Prediction of Core Signaling Pathway by Using Diffusion- and Perfusion-based MRI Radiomics and Next-generation Sequencing in Isocitrate Dehydrogenase Wild-type Glioblastoma.

Background Next-generation sequencing (NGS) enables highly sensitive cancer genomics analysis, but its clinical implications for therapeutic options from imaging-based prediction have been limited. Purpose To predict core signaling pathways in isocitrate dehydrogenase (IDH) wild-type glioblastoma by using diffusion and perfusion MRI radiomics and NGS. Materials and Methods The radiogenomics model was developed by using retrospective patients with glioma who underwent NGS and anatomic, diffusion-, and perfusion-weighted imaging between March 2017 and February 2019. For testing model performance in predicting core signaling pathway, patients with IDH wild-type glioblastoma from a retrospective analysis from a registry (ClinicalTrials.gov NCT02619890) were evaluated. Radiogenomic feature selection was performed by using t tests, least absolute shrinkage and selection operator penalization, and random forest. Combining radiogenomic features, age, and location, the performance of predicting receptor tyrosine kinase (RTK), tumor protein p53 (P53), and retinoblastoma 1 pathways was evaluated by using the area under the receiver operating characteristic curve (AUC).
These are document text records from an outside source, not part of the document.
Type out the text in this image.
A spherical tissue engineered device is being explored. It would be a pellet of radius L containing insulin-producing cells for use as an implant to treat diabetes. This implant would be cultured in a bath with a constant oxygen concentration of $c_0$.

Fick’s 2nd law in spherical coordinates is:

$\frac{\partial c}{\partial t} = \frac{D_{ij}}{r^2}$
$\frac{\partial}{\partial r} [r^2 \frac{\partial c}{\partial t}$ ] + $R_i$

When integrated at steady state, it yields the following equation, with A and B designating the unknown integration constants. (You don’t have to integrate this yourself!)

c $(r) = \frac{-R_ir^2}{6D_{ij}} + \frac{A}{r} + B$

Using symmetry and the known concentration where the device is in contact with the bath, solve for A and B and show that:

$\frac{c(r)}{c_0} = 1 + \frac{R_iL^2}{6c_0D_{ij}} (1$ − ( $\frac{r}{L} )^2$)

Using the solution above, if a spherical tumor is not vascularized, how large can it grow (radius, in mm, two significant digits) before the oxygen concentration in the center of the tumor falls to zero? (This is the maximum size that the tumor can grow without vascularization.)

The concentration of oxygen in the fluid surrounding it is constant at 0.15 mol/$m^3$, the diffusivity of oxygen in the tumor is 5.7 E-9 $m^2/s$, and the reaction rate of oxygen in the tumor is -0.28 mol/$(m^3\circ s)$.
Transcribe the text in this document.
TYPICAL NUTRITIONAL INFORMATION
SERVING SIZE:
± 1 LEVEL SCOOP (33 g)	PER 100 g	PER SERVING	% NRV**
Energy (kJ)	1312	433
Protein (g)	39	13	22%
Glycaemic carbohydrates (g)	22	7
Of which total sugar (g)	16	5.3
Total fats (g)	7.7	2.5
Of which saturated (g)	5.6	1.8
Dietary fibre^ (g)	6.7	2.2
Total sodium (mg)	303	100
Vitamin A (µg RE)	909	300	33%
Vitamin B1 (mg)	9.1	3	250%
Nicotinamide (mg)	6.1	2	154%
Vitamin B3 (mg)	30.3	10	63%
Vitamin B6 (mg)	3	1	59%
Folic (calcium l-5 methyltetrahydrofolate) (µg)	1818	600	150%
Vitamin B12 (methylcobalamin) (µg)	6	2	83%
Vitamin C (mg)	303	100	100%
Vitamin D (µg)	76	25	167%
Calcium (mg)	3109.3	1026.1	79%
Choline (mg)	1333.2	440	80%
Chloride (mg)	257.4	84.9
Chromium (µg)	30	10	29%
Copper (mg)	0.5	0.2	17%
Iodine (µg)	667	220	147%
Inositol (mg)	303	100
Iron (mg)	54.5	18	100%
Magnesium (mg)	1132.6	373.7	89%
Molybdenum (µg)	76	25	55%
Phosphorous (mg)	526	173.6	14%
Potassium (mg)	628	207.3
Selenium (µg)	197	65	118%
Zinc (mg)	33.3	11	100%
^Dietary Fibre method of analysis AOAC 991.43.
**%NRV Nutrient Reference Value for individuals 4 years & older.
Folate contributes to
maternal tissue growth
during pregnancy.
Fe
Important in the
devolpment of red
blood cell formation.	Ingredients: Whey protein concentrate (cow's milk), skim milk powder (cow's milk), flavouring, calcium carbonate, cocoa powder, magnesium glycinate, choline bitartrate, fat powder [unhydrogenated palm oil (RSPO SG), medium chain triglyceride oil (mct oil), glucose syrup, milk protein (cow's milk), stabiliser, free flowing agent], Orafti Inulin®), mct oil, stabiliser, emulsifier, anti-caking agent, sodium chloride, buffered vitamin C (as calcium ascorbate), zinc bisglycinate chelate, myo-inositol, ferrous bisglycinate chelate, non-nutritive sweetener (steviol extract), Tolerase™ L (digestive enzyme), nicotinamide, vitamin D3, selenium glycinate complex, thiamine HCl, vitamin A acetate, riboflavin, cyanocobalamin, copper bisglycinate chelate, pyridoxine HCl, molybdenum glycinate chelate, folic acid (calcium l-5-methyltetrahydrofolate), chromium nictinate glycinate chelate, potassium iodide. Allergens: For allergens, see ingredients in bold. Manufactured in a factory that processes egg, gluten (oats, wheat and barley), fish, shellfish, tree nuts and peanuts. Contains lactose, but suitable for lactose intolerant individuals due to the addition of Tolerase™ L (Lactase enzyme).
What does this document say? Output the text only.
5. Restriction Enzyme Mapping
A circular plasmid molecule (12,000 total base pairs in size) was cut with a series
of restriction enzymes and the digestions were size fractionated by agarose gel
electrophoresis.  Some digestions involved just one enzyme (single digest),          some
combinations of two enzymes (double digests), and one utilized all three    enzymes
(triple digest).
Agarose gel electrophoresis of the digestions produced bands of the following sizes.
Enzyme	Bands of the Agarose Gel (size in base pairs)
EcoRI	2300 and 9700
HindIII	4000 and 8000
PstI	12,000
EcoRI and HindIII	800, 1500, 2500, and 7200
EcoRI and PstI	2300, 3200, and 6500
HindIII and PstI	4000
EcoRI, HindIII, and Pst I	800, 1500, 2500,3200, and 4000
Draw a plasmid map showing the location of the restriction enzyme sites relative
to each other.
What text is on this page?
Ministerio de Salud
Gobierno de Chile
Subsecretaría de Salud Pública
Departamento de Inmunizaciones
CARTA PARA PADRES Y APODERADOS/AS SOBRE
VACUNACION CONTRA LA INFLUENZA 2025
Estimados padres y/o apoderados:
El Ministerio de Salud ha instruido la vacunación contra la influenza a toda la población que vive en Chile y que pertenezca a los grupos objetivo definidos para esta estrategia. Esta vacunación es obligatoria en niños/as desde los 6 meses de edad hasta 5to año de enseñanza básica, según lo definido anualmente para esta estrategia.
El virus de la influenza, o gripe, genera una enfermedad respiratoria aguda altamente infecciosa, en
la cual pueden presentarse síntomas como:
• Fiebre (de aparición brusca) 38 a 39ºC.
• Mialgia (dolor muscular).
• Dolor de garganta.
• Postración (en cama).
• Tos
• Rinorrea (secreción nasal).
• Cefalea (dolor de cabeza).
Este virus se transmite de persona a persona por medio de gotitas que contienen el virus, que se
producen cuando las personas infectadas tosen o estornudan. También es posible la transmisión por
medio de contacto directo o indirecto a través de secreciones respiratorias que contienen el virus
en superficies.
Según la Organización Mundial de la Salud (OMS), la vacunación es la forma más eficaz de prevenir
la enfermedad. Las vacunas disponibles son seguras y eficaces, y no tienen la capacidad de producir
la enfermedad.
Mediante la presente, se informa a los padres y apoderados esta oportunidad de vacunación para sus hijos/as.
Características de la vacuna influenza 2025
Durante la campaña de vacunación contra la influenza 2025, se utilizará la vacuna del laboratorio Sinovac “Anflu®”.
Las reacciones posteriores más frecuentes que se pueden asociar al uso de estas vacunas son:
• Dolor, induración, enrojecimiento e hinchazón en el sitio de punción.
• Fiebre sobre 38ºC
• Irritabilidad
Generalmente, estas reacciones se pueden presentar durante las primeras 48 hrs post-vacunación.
Results There were 120 patients (52 years ± 13 [standard deviation]; 61 women) who were evaluated. Eighty-five patients (51 years ± 13; 43 men) were in the training set and 35 patients with IDH wild-type glioblastoma (56 years ± 12; 19 women) were in the validation set. Radiogenomics model identified 71 features in the RTK, 17 features in P53, and 35 features in the retinoblastoma pathway. The combined model showed better performance than anatomic imaging-based prediction in the RTK (P = .03) and retinoblastoma (P = .03) and perfusion imaging-based prediction in the P53 pathway (P = .04) in the training set. AUC values of the combined model for the prediction of core signaling pathways were 0.88 (95% confidence interval [CI]: 0.74, 1) for RTK, 0.76 (95% CI: 0.59, 0.92) for P53, and 0.81 (95% CI: 0.64, 0.97) for retinoblastoma in the validation set. Conclusion A diffusion- and perfusion-weighted MRI radiomics model can help characterize core signaling pathways and potentially guide targeted therapy for isocitrate dehydrogenase wild-type glioblastoma. © RSNA, 2019 Online supplemental material is available for this article.